Settlement details are now online

I’m getting ready for class, and so will not be able to comment in any detail on the settlement terms reached between GateHouse Media and the New York Times Co. And it’s hard to know what the agreement (PDF) is going to look like in practice.

But my gut tells me that, by agreeing not to aggregate GateHouse content automatically for its Boston.com Your Town sites, the Times Co. will shift more to a blogging model, compiled by actual human beings, rather than robotically posting headlines and ledes from GateHouse’s Wicked Local sites.

“To put it in the language of online-journalism theory, they have to shift a bit from raw aggregation to something closer to curation,” writes Josh Benton of the Nieman Journalism Lab. I agree — I think that’s exactly what we’re going to see.

One interesting aspect of the agreement is that the Times Co. says it will not interfere with any technological fix GateHouse attempts to implement in order to stop it from “scraping” its content.

“Gatehouse had not previously established a barrier to prevent such scraping of its stories,” writes Robert Weisman of the Boston Globe.

But in GateHouse’s legal complaint, the company charges that it “implemented certain electronic security measures” last November, which were quickly defeated by Boston.com.

More to come, I’m sure.

5 thoughts on “Settlement details are now online

  1. O-FISH-L

    Is Josh Benton the ultra-liberal who appeared on Beat the Press on Friday? If that panel was a scale, you’d all fall off stage left, like when too many children favor one side of a see-saw. Makes one pine for the days of Bob Zelnick and Michael Graham, both apparently not liberal enough to be invited back.

  2. NewsHound

    We shouldn’t even know about this. Rick Daniels should have made a phone call to his successor at the Boston Globe, the two should have met for lunch and after a couple of meetings and phone calls both sides should have been big enough to figure this out without expensive phantom judicial assistance.

  3. Ani

    What strikes me about the agreement letter on first read is that technology is the tail and the deal about what can and can’t be done is the dog.
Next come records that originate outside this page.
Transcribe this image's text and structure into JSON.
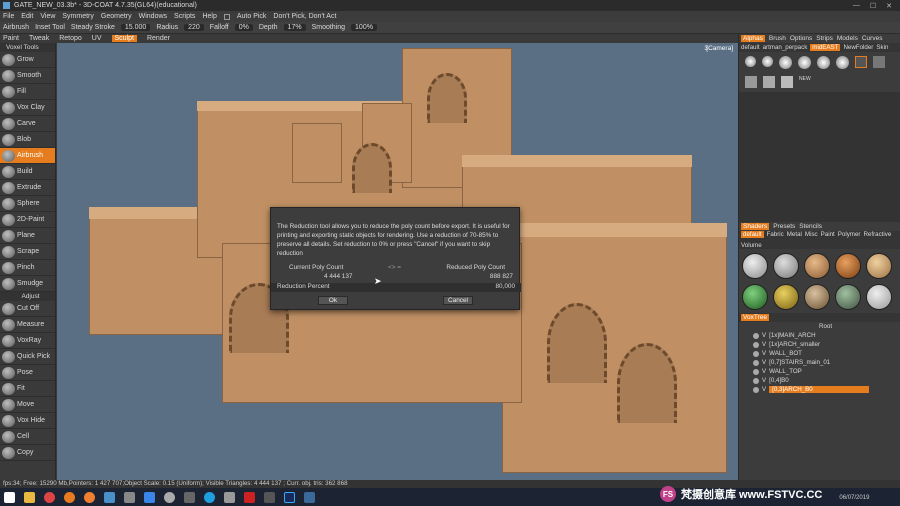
{
  "titlebar": {
    "title": "GATE_NEW_03.3b* - 3D-COAT 4.7.35(GL64)(educational)"
  },
  "menu": [
    "File",
    "Edit",
    "View",
    "Symmetry",
    "Geometry",
    "Windows",
    "Scripts",
    "Help"
  ],
  "toolbar": {
    "autopick": "Auto Pick",
    "dontpick": "Don't Pick, Don't Act",
    "tool": "Airbrush",
    "inset": "Inset Tool",
    "steady": "Steady Stroke",
    "steady_val": "15.000",
    "radius": "Radius",
    "radius_val": "220",
    "falloff": "Falloff",
    "falloff_val": "0%",
    "depth": "Depth",
    "depth_val": "17%",
    "smoothing": "Smoothing",
    "smoothing_val": "100%"
  },
  "tabs": [
    {
      "label": "Paint"
    },
    {
      "label": "Tweak"
    },
    {
      "label": "Retopo"
    },
    {
      "label": "UV"
    },
    {
      "label": "Sculpt",
      "active": true
    },
    {
      "label": "Render"
    }
  ],
  "tools": {
    "header": "Voxel Tools",
    "adjust": "Adjust",
    "items": [
      "Grow",
      "Smooth",
      "Fill",
      "Vox Clay",
      "Carve",
      "Blob",
      "Airbrush",
      "Build",
      "Extrude",
      "Sphere",
      "2D-Paint",
      "Plane",
      "Scrape",
      "Pinch",
      "Smudge"
    ],
    "selected": "Airbrush",
    "adjust_items": [
      "Cut Off",
      "Measure",
      "VoxRay",
      "Quick Pick",
      "Pose",
      "Fit",
      "Move",
      "Vox Hide",
      "Cell",
      "Copy"
    ]
  },
  "viewport": {
    "camera": "[Camera]",
    "count": "3"
  },
  "dialog": {
    "text": "The Reduction tool allows you to reduce the poly count before export. It is useful for printing and exporting static objects for rendering. Use a reduction of 70-85% to preserve all details. Set reduction to 0% or press \"Cancel\" if you want to skip reduction",
    "current_label": "Current Poly Count",
    "arrow": "<> =",
    "reduced_label": "Reduced Poly Count",
    "current_val": "4 444 137",
    "reduced_val": "888 827",
    "percent_label": "Reduction Percent",
    "percent_val": "80,000",
    "ok": "Ok",
    "cancel": "Cancel"
  },
  "right": {
    "tabs": [
      "Alphas",
      "Brush",
      "Options",
      "Strips",
      "Models",
      "Curves"
    ],
    "alpha_sub": [
      "default",
      "artman_perpack",
      "midEAST",
      "NewFolder",
      "Skin"
    ],
    "new_label": "NEW",
    "shader_tabs": [
      "Shaders",
      "Presets",
      "Stencils"
    ],
    "shader_sub": [
      "default",
      "Fabric",
      "Metal",
      "Misc",
      "Paint",
      "Polymer",
      "Refractive",
      "Volume"
    ],
    "voxtree": "VoxTree",
    "root": "Root",
    "tree": [
      {
        "label": "[1x]MAIN_ARCH"
      },
      {
        "label": "[1x]ARCH_smaller"
      },
      {
        "label": "WALL_BOT"
      },
      {
        "label": "[0,7]STAIRS_main_01"
      },
      {
        "label": "WALL_TOP"
      },
      {
        "label": "[0,4]B0"
      },
      {
        "label": "[0,3]ARCH_B0",
        "selected": true
      }
    ]
  },
  "status": "fps:34;   Free: 15290 Mb,Pointers: 1 427 707;Object Scale: 0.15 (Uniform); Visible Triangles: 4 444 137 ; Curr. obj. tris: 362 868",
  "watermark": {
    "logo": "FS",
    "text": "梵摄创意库 www.FSTVC.CC",
    "date": "06/07/2019"
  },
  "colors": {
    "accent": "#e57d1f",
    "viewport_bg": "#5a6f84",
    "clay": "#c09064"
  }
}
Which may be perfectly obvious, but I do think it’s interesting that the party with better technology is prevented from wielding that advantage here and the party whose technology doesn’t work as planned is protected from disadvantage here. If I read the thing right. It interests me because it often seems to look in other contexts as if the leading edge is what can be done with the best technology.

  4. Greg Reibman

    Of course we asked first! We sent a cease and desist on November 19, 2008 asking them to do exactly what Newshound suggests. We followed that with the second letter on Dec. 2.